Paul Haslinger / Wir nehmen immer direkt in Cubase auf. Manchmal mit virtuellen Instrumenten, öfter mit Hardware-Instrumenten. In meinem Studio verwende ich BURL-Konverter für den Eingang, Peter verwendet ein UAD-Apollo-Interface dafür. Die räumliche Bearbeitung im Mix war uns sehr wichtig. Und wir haben damit viel herumgespielt, wobei das alles in Cubase In-the-Box passierte. Viel in Verwendung dabei waren: Altiverb, UAD Lex 224&480, UAD EMT 140&250, UAD AKG BX20, UAD Galaxy Echo, Eventide Ultrareverb.
Beat / Peter, wir haben bereits über Pauls anstehende Solo-Veröffentlichung gesprochen. Arbeitest auch du ebenfalls an einem Nachfolger von deinem spannenden Comeback-Werk „Machines of Desire“?

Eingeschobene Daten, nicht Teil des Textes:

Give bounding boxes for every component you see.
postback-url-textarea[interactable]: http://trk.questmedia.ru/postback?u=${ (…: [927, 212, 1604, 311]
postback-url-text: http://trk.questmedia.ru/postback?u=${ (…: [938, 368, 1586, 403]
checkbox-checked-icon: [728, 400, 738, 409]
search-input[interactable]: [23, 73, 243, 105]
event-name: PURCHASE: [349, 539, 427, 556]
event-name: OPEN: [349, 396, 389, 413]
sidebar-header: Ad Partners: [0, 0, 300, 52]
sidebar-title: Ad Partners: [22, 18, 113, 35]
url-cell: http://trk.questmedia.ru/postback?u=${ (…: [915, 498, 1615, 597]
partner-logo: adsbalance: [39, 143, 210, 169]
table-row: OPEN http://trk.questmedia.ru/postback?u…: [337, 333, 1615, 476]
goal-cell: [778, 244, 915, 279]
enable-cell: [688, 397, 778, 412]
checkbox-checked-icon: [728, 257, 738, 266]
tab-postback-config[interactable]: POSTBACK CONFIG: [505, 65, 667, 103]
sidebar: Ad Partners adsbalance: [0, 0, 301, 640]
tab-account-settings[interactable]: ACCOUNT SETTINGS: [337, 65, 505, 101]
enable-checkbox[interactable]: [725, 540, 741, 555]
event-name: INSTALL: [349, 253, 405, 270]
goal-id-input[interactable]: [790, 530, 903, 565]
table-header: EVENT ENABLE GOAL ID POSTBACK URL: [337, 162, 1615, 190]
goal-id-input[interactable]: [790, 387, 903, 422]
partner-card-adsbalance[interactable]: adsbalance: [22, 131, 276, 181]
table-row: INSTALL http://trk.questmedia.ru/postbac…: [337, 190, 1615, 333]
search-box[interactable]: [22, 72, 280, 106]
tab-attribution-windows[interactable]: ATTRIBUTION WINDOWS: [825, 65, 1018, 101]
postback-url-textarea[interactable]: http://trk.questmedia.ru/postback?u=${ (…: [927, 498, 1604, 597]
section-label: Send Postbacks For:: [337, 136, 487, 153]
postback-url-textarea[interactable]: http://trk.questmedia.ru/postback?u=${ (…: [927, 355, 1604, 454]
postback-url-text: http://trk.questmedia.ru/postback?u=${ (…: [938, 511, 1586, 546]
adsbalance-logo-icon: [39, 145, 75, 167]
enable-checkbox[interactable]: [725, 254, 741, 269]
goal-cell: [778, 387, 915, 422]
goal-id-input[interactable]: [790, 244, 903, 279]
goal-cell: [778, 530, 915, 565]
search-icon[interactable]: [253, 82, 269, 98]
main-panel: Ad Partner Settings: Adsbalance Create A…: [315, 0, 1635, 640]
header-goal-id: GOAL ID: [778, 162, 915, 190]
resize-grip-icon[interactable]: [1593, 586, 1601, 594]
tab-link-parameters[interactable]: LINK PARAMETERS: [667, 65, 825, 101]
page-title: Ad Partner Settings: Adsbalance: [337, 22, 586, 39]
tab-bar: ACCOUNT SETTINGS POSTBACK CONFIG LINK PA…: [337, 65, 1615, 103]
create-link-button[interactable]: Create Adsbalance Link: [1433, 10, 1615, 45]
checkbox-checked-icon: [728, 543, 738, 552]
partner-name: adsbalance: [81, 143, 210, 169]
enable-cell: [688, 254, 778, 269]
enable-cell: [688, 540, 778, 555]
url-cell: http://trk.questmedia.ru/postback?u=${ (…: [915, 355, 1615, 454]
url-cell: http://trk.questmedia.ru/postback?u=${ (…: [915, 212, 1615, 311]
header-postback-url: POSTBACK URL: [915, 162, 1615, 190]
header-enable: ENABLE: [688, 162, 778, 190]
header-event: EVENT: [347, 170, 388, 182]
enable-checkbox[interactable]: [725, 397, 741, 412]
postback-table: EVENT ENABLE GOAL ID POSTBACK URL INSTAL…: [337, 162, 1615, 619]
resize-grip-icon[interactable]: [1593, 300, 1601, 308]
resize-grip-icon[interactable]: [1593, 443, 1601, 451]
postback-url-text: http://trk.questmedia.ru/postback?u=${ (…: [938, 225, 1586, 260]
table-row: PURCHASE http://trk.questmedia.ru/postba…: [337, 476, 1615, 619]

Peter Baumann / Meine Einstellung ist nie, eine Platte zu produzieren, sondern mich auf Musik zu konzentrieren. Ob das zu einem Nachfolger für „Maschines of Desire“führt oder neuem Material für Neuland oder ob es noch eine Weile auf der Fest-Platte verbringt, ist mir weniger wichtig. Worum es geht, ist, dass die Musik es dir ermöglicht, in eine interessante Soundwelt zu reisen.